J'ai demandé à un ami quel était pour lui le mot le plus érotique. Ma question est idiote, bien sûr, mais il n'y a que les questions idiotes qui m'intéressent durablement. Dans ma jeunesse il était de bon ton de mépriser l'érotisme et de lui préférer la pornographie, quand on avait un peu de culture. C'était un peu trop simple, tout de même. L'hymen est revenu, beaucoup plus tard, sous la forme un peu dérangée de l'hymne, ou de l'hydre, ou encore de l'hystérie, hypostases mythologiques, médicales ou sociales qui cachent très mal l'essentiel — quand on veut savoir ce qui est essentiel, il suffit de se demander si la chose est odorante et vaguement repoussante, et si elle s'apparente de près ou de loin à un voyage d'hiver. « Toi qui bruissais si joyeux, toi, fleuve clair et impétueux, comme tu es devenu calme, sans donner signe d’adieu. Mon cœur, dans ce ruisseau, reconnais-tu ton image ? Sous son écorce, le bouillonnement est–il aussi violent ? » La nature est gelée. La vie est à l'intérieur, dans le noir, silencieuse, immobile. Entre elle et nous, une pellicule transparente, qui semble fragile mais qui peut facilement blesser. L'image inversée qui nous est renvoyée est muette. Nous ne nous reconnaissons pas. Nous cherchions la chaleur humaine, le réconfort et la grâce, et c'est la nuit glaciale qui nous prend et nous enveloppe. « Tu reposes, froid et immobile, étendu dans le sable. » « J’ai gravé dans ton manteau avec une pierre acérée le nom de ma bien-aimée, ainsi que l’heure et le jour. » Tout est là. Le nom, la pierre acérée, l'inscription, les mots comme un burin, comme une arme. Les noms propres dans la chair la boursoufflent, la font lever comme une pâte, celle qui contient l'image et le désir. Il ne manque qu'un soleil ou une langue. Attendre… « …Autour du nom et des dates s’enroule en un anneau brisé. » L'heure et le jour, il faut être là, présent et attentif, car l'instant ne reviendra pas. Ce qu'on écrit dans le sable n'est aperçu que par l'unique témoin, le témoin essentiel, celui qui se tient dans le même temps que nous, au centre de l'attention. « Le jour de la première rencontre, le jour de mon départ… » 
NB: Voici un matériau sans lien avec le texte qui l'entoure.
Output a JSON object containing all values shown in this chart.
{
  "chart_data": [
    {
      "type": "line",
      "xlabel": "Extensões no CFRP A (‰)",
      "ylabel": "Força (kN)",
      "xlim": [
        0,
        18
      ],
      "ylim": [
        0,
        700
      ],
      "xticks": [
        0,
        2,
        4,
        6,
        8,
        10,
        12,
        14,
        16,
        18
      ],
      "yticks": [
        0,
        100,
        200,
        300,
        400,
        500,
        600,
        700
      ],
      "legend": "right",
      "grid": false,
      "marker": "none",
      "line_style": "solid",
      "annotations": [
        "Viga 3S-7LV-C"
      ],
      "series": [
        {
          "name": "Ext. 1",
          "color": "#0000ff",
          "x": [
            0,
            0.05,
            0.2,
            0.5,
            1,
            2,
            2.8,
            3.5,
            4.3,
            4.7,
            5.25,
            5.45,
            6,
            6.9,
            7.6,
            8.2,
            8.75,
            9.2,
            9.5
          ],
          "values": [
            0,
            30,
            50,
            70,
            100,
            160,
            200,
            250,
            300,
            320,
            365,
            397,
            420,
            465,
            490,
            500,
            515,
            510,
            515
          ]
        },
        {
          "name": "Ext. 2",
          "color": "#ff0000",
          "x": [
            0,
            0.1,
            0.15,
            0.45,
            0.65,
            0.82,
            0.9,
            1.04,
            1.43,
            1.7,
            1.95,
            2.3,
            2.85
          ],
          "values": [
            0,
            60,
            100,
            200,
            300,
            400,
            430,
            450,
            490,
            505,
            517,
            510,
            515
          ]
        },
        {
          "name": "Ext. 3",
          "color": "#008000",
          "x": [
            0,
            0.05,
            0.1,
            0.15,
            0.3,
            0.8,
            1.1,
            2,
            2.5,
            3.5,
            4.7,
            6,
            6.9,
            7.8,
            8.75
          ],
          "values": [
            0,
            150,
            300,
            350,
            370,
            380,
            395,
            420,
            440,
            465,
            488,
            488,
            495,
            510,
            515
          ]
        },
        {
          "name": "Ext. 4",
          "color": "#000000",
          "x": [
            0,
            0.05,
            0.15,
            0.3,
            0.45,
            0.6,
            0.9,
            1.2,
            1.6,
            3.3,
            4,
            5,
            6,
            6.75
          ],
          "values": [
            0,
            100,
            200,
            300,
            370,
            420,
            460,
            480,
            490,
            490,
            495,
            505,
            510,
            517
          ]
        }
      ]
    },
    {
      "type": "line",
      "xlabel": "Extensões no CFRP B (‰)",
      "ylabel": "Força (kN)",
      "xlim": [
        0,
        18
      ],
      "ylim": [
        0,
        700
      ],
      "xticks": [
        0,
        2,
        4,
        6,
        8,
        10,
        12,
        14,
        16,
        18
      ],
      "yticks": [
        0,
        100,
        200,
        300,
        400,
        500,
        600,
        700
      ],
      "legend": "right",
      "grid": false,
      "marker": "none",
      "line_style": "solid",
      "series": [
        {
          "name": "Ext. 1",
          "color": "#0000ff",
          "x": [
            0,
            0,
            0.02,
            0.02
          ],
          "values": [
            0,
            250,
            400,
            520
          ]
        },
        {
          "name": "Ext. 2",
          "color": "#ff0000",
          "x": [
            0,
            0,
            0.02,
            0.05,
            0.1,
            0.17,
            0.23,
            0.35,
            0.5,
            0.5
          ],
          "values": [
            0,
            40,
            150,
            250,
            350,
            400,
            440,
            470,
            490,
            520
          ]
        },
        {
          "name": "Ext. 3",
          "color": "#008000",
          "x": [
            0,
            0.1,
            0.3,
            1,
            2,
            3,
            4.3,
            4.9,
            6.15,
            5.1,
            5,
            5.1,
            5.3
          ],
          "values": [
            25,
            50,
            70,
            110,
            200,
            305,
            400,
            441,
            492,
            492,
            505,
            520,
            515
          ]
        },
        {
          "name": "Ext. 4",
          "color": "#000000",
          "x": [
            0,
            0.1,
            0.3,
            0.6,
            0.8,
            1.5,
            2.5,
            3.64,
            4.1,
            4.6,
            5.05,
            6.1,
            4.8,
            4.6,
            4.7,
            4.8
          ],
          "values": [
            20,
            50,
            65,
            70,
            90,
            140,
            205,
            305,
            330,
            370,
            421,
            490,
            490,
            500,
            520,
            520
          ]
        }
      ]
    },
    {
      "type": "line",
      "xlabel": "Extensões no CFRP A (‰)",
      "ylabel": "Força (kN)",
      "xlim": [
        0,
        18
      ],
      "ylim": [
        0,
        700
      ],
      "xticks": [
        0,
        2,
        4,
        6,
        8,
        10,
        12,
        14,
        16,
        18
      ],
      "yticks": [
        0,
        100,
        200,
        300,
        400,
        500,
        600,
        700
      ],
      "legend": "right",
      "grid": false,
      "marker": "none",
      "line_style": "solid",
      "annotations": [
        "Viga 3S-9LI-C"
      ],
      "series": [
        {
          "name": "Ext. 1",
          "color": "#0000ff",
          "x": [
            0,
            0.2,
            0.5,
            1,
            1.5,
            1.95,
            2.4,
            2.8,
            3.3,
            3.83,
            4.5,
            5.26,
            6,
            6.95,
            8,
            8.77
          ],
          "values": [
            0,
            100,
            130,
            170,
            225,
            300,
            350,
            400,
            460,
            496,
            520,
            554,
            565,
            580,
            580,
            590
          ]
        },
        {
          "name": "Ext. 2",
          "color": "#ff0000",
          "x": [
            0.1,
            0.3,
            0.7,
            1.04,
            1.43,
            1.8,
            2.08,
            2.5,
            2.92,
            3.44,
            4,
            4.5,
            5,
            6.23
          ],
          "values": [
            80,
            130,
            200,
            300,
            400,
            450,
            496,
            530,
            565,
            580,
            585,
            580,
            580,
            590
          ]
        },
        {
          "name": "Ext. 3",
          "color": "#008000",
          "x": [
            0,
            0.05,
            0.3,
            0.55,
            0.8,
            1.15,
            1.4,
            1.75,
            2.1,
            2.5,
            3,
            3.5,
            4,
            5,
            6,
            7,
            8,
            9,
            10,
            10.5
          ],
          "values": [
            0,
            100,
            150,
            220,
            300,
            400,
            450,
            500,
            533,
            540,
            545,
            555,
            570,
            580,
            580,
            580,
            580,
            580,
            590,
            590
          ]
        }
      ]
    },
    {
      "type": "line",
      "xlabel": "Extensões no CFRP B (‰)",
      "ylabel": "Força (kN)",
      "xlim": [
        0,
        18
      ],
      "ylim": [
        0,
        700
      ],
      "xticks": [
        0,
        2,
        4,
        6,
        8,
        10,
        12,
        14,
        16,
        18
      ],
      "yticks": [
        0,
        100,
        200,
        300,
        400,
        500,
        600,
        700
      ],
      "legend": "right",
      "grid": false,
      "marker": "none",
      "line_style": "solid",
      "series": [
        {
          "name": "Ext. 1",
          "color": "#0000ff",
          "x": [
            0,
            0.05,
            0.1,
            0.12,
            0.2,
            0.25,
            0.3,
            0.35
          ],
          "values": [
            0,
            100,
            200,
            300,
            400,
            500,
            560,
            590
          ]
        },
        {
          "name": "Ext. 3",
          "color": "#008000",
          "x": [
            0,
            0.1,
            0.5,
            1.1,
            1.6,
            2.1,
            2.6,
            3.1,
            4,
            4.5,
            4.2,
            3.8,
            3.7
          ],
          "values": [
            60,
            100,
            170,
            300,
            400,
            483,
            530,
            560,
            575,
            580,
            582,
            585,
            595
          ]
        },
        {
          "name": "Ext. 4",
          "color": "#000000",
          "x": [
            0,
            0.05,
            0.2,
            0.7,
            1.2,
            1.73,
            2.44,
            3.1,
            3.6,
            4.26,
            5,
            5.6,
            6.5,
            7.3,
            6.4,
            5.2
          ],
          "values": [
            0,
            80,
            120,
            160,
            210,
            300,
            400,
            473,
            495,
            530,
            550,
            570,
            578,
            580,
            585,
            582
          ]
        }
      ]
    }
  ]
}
« Quand l'homme est malheureux, il veut avoir raison », et comme il est presque toujours malheureux, même en ses instants de joie, il veut que sa raison soit présente même là où elle n'a rien à faire. « Tous mes valets sont à la guerre, et moi je prononce des discours. » Si j'étais mort, je ne ferais pas de discours et je n'essaierais pas d'avoir raison, si j'étais mort, je ne saurais plus que j'ai été vivant… Mais il est fort possible que la mort soit tout autre que ce que les vivants en ont fait. Parler d'elle depuis la vie est aussi vain que d'expliquer le divin avec l'intelligence de l'homme, parler de la mort en vérité, ce serait prendre sur soi tellement de solitude qu'on pourrait en mourir : elle est la seule véritable rencontre de notre existence. Finalement, face à elle, la science et la religion sont aussi décevantes, et ne nous montrent que leur ignorance, habillée différemment, mais égale en épaisseur et en prétention. L'inconnu semble reculer un instant mais c'est pour mieux se dresser dans toute sa puissance. On peut toujours faire des suppositions, on peut toujours ajouter des mots aux phrases, on n'avance pas d'un pouce, le mur s'est déplacé, mais il est toujours aussi haut. La connaissance augmente en superficie, mais l'inconnaissance s'agrandit au même rythme, l'horizon est toujours à l'horizon, quelle que soit la vitesse de notre impatience. Aussi loin qu'on aille dans la vérité, le mensonge nous contient comme un utérus infini, et notre âme, ce fleuve invisible, nous ressemble si peu que personne ne la reconnaîtrait, si l'on pouvait la dévisager. Mon cœur, dans ce ruisseau ? Est-ce toi ? Il faut être mort pour se reconnaître, sans doute. 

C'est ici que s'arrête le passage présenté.